In SOLVD, 46% of patients received antiplatelet monotherapy, 13% received anticoagulant monotherapy, and 2% received both antiplatelet and anticoagulant therapy. Antithrombotic therapy was not randomized but was prescribed at the discretion of the patient’s physician. Antiplatelet therapy and anticoagulant therapy reduced the crude relative risk for sudden death by 0.66 (CI = 0.50-0.81) and 0.70 (95% CI = 0.50-0.98), respectively. Cardiovascular mortality was also improved. Other variables associated with increased sudden death risk included ejection fraction, diabetes, antiarrhythmic drugs, diuretic use, and digoxin use. After a multivariate analysis that adjusted for relevant covariates, antiplatelet therapy was still associated with a 24% reduction in sudden death risk, and anticoagulant therapy was associated with a 32% reduction in risk. Antiplatelet therapy was not associated with a reduction in sudden death risk in a subset of 923 thought to have nonischemic heart failure, but anticoagulant therapy was still associated with a reduced risk in this group.
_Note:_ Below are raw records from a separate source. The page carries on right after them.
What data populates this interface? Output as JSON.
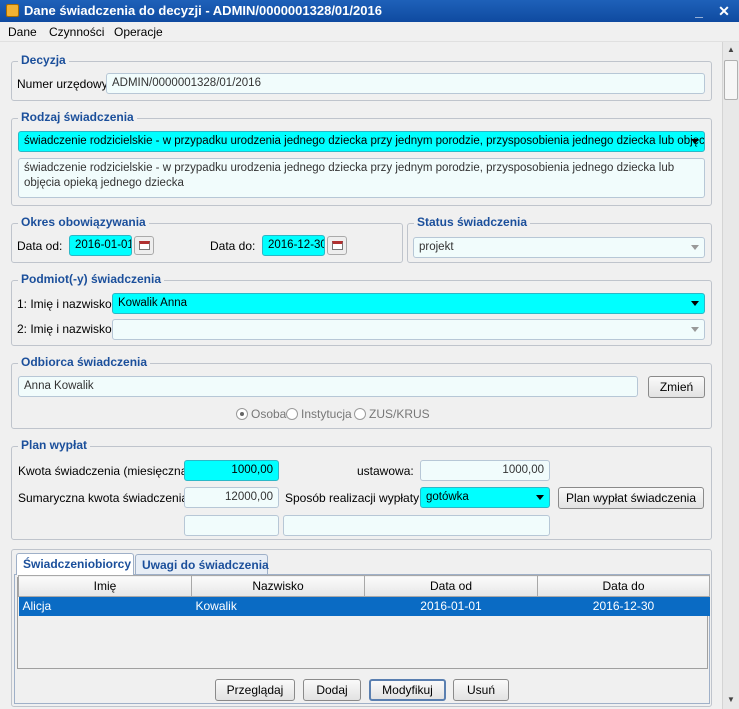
{
  "window": {
    "title": "Dane świadczenia do decyzji - ADMIN/0000001328/01/2016",
    "minimize": "_",
    "close": "✕"
  },
  "menu": [
    "Dane",
    "Czynności",
    "Operacje"
  ],
  "decyzja": {
    "title": "Decyzja",
    "numer_label": "Numer urzędowy:",
    "numer_value": "ADMIN/0000001328/01/2016"
  },
  "rodzaj": {
    "title": "Rodzaj świadczenia",
    "selected": "świadczenie rodzicielskie - w przypadku urodzenia jednego dziecka przy jednym porodzie, przysposobienia jednego dziecka lub objęcia o...",
    "description": "świadczenie rodzicielskie - w przypadku urodzenia jednego dziecka przy jednym porodzie, przysposobienia jednego dziecka lub objęcia opieką jednego dziecka"
  },
  "okres": {
    "title": "Okres obowiązywania",
    "od_label": "Data od:",
    "od_value": "2016-01-01",
    "do_label": "Data do:",
    "do_value": "2016-12-30"
  },
  "status": {
    "title": "Status świadczenia",
    "value": "projekt"
  },
  "podmiot": {
    "title": "Podmiot(-y) świadczenia",
    "row1_label": "1: Imię i nazwisko:",
    "row1_value": "Kowalik Anna",
    "row2_label": "2: Imię i nazwisko:",
    "row2_value": ""
  },
  "odbiorca": {
    "title": "Odbiorca świadczenia",
    "value": "Anna Kowalik",
    "zmien": "Zmień",
    "radios": [
      "Osoba",
      "Instytucja",
      "ZUS/KRUS"
    ],
    "selected_radio": "Osoba"
  },
  "plan": {
    "title": "Plan wypłat",
    "kwota_label": "Kwota świadczenia (miesięczna):",
    "kwota_value": "1000,00",
    "ustawowa_label": "ustawowa:",
    "ustawowa_value": "1000,00",
    "suma_label": "Sumaryczna kwota świadczenia:",
    "suma_value": "12000,00",
    "sposob_label": "Sposób realizacji wypłaty:",
    "sposob_value": "gotówka",
    "plan_button": "Plan wypłat świadczenia",
    "extra1": "",
    "extra2": ""
  },
  "tabs": [
    "Świadczeniobiorcy",
    "Uwagi do świadczenia"
  ],
  "grid": {
    "headers": [
      "Imię",
      "Nazwisko",
      "Data od",
      "Data do"
    ],
    "rows": [
      {
        "imie": "Alicja",
        "nazwisko": "Kowalik",
        "data_od": "2016-01-01",
        "data_do": "2016-12-30"
      }
    ]
  },
  "buttons": {
    "przegladaj": "Przeglądaj",
    "dodaj": "Dodaj",
    "modyfikuj": "Modyfikuj",
    "usun": "Usuń"
  }
}
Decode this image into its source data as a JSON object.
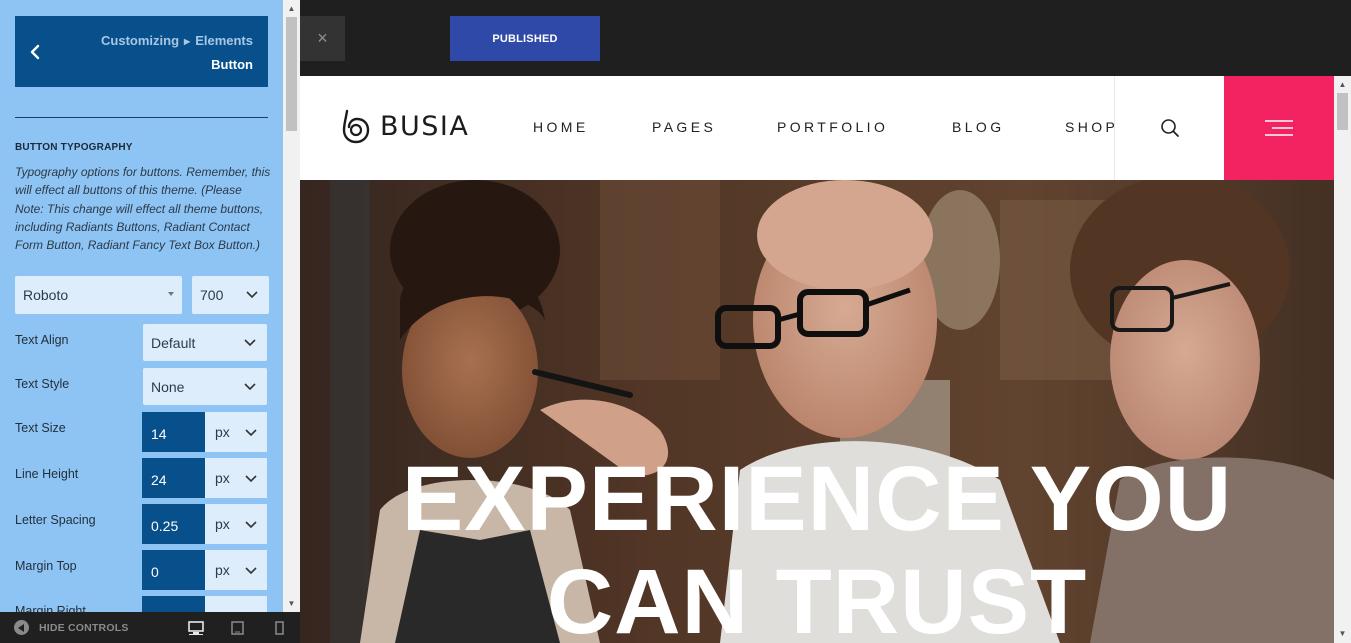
{
  "customizer": {
    "breadcrumb": {
      "path": [
        "Customizing",
        "Elements"
      ],
      "title": "Button"
    },
    "section": {
      "title": "BUTTON TYPOGRAPHY",
      "description": "Typography options for buttons. Remember, this will effect all buttons of this theme. (Please Note: This change will effect all theme buttons, including Radiants Buttons, Radiant Contact Form Button, Radiant Fancy Text Box Button.)"
    },
    "font_family": "Roboto",
    "font_weight": "700",
    "controls": {
      "text_align": {
        "label": "Text Align",
        "value": "Default"
      },
      "text_style": {
        "label": "Text Style",
        "value": "None"
      },
      "text_size": {
        "label": "Text Size",
        "value": "14",
        "unit": "px"
      },
      "line_height": {
        "label": "Line Height",
        "value": "24",
        "unit": "px"
      },
      "letter_spacing": {
        "label": "Letter Spacing",
        "value": "0.25",
        "unit": "px"
      },
      "margin_top": {
        "label": "Margin Top",
        "value": "0",
        "unit": "px"
      },
      "margin_right": {
        "label": "Margin Right"
      }
    },
    "footer": {
      "hide_controls": "HIDE CONTROLS",
      "devices": [
        "desktop-icon",
        "tablet-icon",
        "mobile-icon"
      ]
    }
  },
  "topbar": {
    "close": "×",
    "publish": "PUBLISHED"
  },
  "site": {
    "logo": "BUSIA",
    "nav": [
      "HOME",
      "PAGES",
      "PORTFOLIO",
      "BLOG",
      "SHOP"
    ],
    "hero_title": [
      "EXPERIENCE YOU",
      "CAN TRUST"
    ],
    "colors": {
      "accent": "#f22360",
      "sidebar": "#8ec4f3",
      "primary": "#07508c",
      "publish": "#2f49a8"
    }
  }
}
COMMENT BY JOHN P. DiMARCO, MD, PhD
This interesting database report strongly suggests that ischemia plays a major, if not the major, role in the pathogenesis of sudden death in individuals. This has been noted in prior reports. It was estimated that 58% of arrhythmic deaths in the Multicenter Post Infarction Program were preceded by acute ischemia (Am J Cardiol 1988;61:875). In the Cardiac Arrhythmia Pilot Study, the estimate was 35% (Am J Cardiol 1989;63:1-6).
Most ventricular arrhythmias identified in cardiac arrest survivors are rapid and often polymorphic tachycardias. It appears that these arrhythmias are strongly influenced by, if not totally dependent on, ischemia. This is in contrast to the situation in patients with stable monomorphic ventricular tachycardia in whom scar without ischemia is the predominant finding.
This report suffers from all the problems inherent in a retrospective database study. The use of antiplatelet and anticoagulant therapy was not randomized, and other clinical factors not examined in the analysis may have influenced sudden death risk. However, in view of other data implicating ischemia as a major factor in the pathophysiology of sudden death, the data are persuasive.
Prevention of sudden death remains an important goal. It now seems clear that any effective strategy should be directed at treatment of ischemia, as well as the use of antiarrhythmic devices or drugs where appropriate.